In order for L-fucose to be used in protein fucosylation, L-fucose needs to be processed and turned into GDP-fucose (“activated fucose”). Intracellular levels of GDP-fucose are maintained by two different pathways, the salvage pathway and the de novo pathway. The de novo pathway produces 80-90% of cellular GDP-fucose under normal circumstances, and uses another activated sugar, GDP-mannose, as a substrate, while the salvage pathway requires exogenous or recycled L-fucose to produce fucosylated proteins. Once GDP-fucose is produced, it is used to produce fucosylated N- and O-glycans by enzymes called fucosyltransferases. Fucose is usually the last monosaccharide to be added to a glycan chain.

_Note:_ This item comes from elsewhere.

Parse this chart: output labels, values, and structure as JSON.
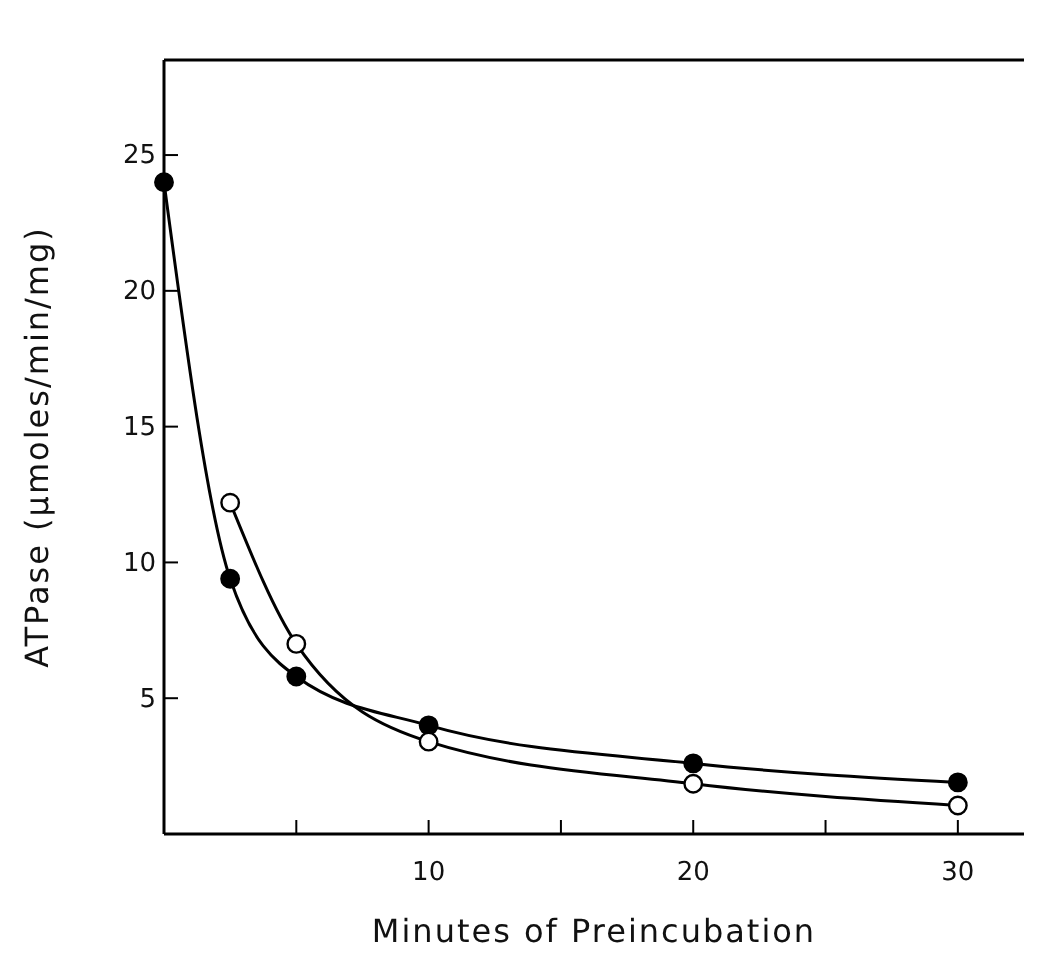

What is the relationship with Glut1 Deficiency?

A while back, Dr. Matthew Gentry, our science advisor and a leading expert in glycogen and glycogen storage diseases, was interested in learning more about glycogen levels in Glut1 Deficiency and got mice from Dr. Juan Pascual. He learned that glycogen is significantly reduced in the brains of Glut1 deficient mice, which means that the brain glucose reserves are significantly impacted. He also learned that the brains of these mice are low in some of the sugars involved in glycosylation, including fucose. Around that time, Dr. Hudson Freeze, a leading expert on Congenital Disorders of Glycosylation (or CDG’s), reached out to Dr. Gentry about a high impact paper his team had published about glycogen, and Dr. Freeze shared that his lab had recently discovered that Glut1 was also transporting fucose in addition to glucose, which led to the publication “GLUT1 is a highly efficient L-fucose transporter”.

As a result, Dr. Gentry, Dr. Freeze, Dr. Pascual, and Dr. Ramon Sun collaborated on a project to test L-fucose supplementation in Glut1 Deficient mice and the G1DF provided some funding. The treatment was conducted for 10 days with daily supplementation of healthy mice and Glut1 deficient mice. The results showed improvements in motor skills of Glut1 Deficient mice as well as increased brain glycogen storage and glycosylation.

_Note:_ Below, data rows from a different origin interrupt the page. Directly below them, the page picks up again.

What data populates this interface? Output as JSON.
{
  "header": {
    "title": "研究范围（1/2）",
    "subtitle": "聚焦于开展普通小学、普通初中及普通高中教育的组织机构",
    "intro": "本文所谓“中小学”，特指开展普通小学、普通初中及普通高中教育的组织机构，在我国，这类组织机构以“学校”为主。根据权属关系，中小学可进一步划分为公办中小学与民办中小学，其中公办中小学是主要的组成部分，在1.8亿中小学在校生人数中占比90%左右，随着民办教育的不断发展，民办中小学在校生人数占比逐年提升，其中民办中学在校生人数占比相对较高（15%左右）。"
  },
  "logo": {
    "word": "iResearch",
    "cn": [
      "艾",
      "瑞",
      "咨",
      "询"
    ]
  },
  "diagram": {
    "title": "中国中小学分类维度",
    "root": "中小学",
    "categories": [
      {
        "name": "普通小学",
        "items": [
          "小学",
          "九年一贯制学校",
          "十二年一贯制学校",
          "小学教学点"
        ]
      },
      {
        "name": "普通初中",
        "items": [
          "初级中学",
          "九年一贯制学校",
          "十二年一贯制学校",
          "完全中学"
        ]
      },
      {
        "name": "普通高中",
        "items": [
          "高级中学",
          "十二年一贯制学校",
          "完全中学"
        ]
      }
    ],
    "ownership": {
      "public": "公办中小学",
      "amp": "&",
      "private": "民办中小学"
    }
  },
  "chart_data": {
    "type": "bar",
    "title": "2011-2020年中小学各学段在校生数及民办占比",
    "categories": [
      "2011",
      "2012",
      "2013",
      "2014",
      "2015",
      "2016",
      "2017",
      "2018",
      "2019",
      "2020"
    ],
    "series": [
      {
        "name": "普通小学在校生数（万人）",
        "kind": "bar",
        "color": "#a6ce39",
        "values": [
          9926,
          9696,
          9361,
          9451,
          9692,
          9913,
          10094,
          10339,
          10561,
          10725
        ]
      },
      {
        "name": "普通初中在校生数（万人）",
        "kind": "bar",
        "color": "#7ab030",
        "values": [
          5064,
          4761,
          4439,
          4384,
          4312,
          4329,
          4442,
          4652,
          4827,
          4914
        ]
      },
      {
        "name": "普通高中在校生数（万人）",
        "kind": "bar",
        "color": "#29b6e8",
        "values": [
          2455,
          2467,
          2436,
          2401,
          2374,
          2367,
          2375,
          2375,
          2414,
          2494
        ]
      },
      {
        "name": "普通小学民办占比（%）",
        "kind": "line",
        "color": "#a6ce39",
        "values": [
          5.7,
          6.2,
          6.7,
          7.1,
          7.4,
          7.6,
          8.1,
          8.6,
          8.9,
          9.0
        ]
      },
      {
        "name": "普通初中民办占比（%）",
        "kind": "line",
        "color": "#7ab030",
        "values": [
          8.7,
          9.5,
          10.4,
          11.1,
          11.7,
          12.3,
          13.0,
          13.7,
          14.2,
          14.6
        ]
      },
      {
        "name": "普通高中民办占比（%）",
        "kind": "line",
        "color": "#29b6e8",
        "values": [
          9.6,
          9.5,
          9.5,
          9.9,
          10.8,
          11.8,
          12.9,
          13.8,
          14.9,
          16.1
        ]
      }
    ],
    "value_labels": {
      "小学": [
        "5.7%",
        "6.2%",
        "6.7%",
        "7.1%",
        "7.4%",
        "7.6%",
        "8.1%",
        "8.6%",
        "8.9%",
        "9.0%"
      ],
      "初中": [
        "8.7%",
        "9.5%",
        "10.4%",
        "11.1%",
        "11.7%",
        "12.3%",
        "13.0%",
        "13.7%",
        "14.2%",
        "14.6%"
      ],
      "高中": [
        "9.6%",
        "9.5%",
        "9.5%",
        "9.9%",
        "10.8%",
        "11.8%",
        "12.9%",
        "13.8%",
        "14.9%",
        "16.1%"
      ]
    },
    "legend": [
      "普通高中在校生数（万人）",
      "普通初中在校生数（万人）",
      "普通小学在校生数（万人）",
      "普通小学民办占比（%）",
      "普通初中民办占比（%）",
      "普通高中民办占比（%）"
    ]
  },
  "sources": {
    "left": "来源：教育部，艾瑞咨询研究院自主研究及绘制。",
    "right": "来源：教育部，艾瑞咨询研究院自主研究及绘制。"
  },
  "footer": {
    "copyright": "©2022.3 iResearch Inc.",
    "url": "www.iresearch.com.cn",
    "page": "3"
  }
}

This work has been presented at different conferences and with other rare disease communities such as the Congenital Disorders of Glycosylation or CDG community. One of the physician-researchers in this community, Dr. Rodrigo Starosta, heard one of the presentations and was really interested in exploring the possibility of using L-fucose to treat Glut1 Deficiency. He is a geneticist and metabolic specialist at Oregon Heath and Science University and has experience treating patients with a CDG disorder (SLC35C1-CDG) using fucose. Dr. Starosta has been working together with Dr. Pascual, Dr. Gentry and Dr. Freeze to plan the upcoming fucose clinical trial, which is being funded by the Glut1 Deficiency Foundation thanks to its community of supporters.

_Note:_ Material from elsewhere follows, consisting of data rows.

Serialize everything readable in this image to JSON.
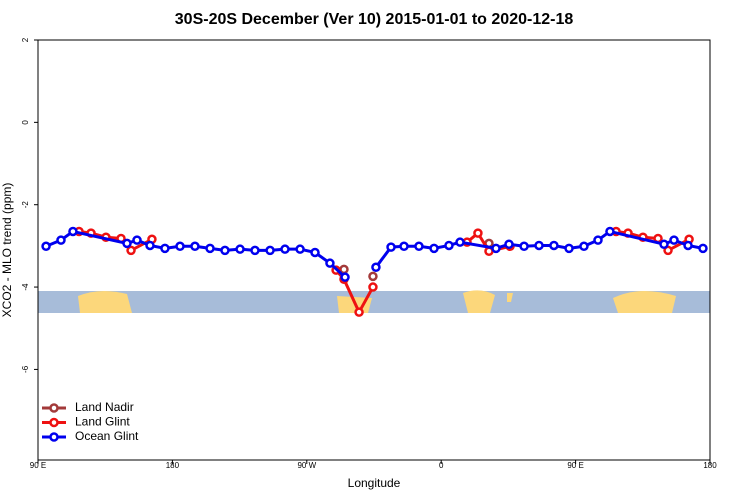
{
  "chart_data": {
    "type": "line",
    "title": "30S-20S December (Ver 10)   2015-01-01 to 2020-12-18",
    "xlabel": "Longitude",
    "ylabel": "XCO2 - MLO trend (ppm)",
    "xlim": [
      90,
      540
    ],
    "ylim": [
      -8.2,
      2
    ],
    "xticks": [
      {
        "value": 90,
        "label": "90 E"
      },
      180,
      {
        "value": 270,
        "label": "90 W"
      },
      {
        "value": 360,
        "label": "0"
      },
      {
        "value": 450,
        "label": "90 E"
      },
      {
        "value": 540,
        "label": "180"
      }
    ],
    "yticks": [
      2,
      0,
      -2,
      -4,
      -6
    ],
    "legend": "bottom-left",
    "series": [
      {
        "name": "Land Nadir",
        "color": "#a33a3a",
        "x": [
          294.9,
          null,
          314.3,
          null,
          392.0
        ],
        "values": [
          -3.57,
          null,
          -3.74,
          null,
          -2.94
        ]
      },
      {
        "name": "Land Glint",
        "color": "#ee1111",
        "x": [
          117.5,
          125.5,
          135.5,
          145.6,
          152.3,
          166.3,
          null,
          289.6,
          294.9,
          305.0,
          314.3,
          null,
          377.3,
          384.6,
          392.0,
          406.1,
          null,
          477.1,
          485.1,
          495.1,
          505.2,
          511.9,
          526.0
        ],
        "values": [
          -2.65,
          -2.69,
          -2.79,
          -2.82,
          -3.11,
          -2.84,
          null,
          -3.59,
          -3.81,
          -4.61,
          -4.0,
          null,
          -2.91,
          -2.69,
          -3.13,
          -3.01,
          null,
          -2.65,
          -2.69,
          -2.79,
          -2.82,
          -3.11,
          -2.84
        ]
      },
      {
        "name": "Ocean Glint",
        "color": "#0000ee",
        "x": [
          95.4,
          105.4,
          113.4,
          149.6,
          156.3,
          165.0,
          175.0,
          185.1,
          195.1,
          205.2,
          215.2,
          225.3,
          235.3,
          245.4,
          255.4,
          265.5,
          275.5,
          285.5,
          295.6,
          null,
          316.3,
          326.4,
          335.1,
          345.1,
          355.2,
          365.2,
          372.6,
          396.7,
          405.4,
          415.5,
          425.5,
          435.5,
          445.6,
          455.6,
          465.0,
          473.0,
          509.2,
          515.9,
          525.3,
          535.3
        ],
        "values": [
          -3.01,
          -2.86,
          -2.65,
          -2.94,
          -2.86,
          -2.99,
          -3.06,
          -3.01,
          -3.01,
          -3.06,
          -3.11,
          -3.08,
          -3.11,
          -3.11,
          -3.08,
          -3.08,
          -3.16,
          -3.42,
          -3.76,
          null,
          -3.52,
          -3.03,
          -3.01,
          -3.01,
          -3.06,
          -2.99,
          -2.91,
          -3.06,
          -2.96,
          -3.01,
          -2.99,
          -2.99,
          -3.06,
          -3.01,
          -2.86,
          -2.65,
          -2.96,
          -2.86,
          -2.99,
          -3.06
        ]
      }
    ]
  }
}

The G1DF will organize a virtual gathering where Dr. Starosta will be the guest speaker and where he will share more information about the trial, what to expect, and how to participate. This will be planned when the details are more concrete and have been fully approved by his Institutional Review Board.

You can send any questions you have about the trial to me at [email protected] and I will send them to him ahead of the meeting so he can respond live.

I thank Dr. Starosta for reviewing this post and for his interest in helping our community to reach a brighter future!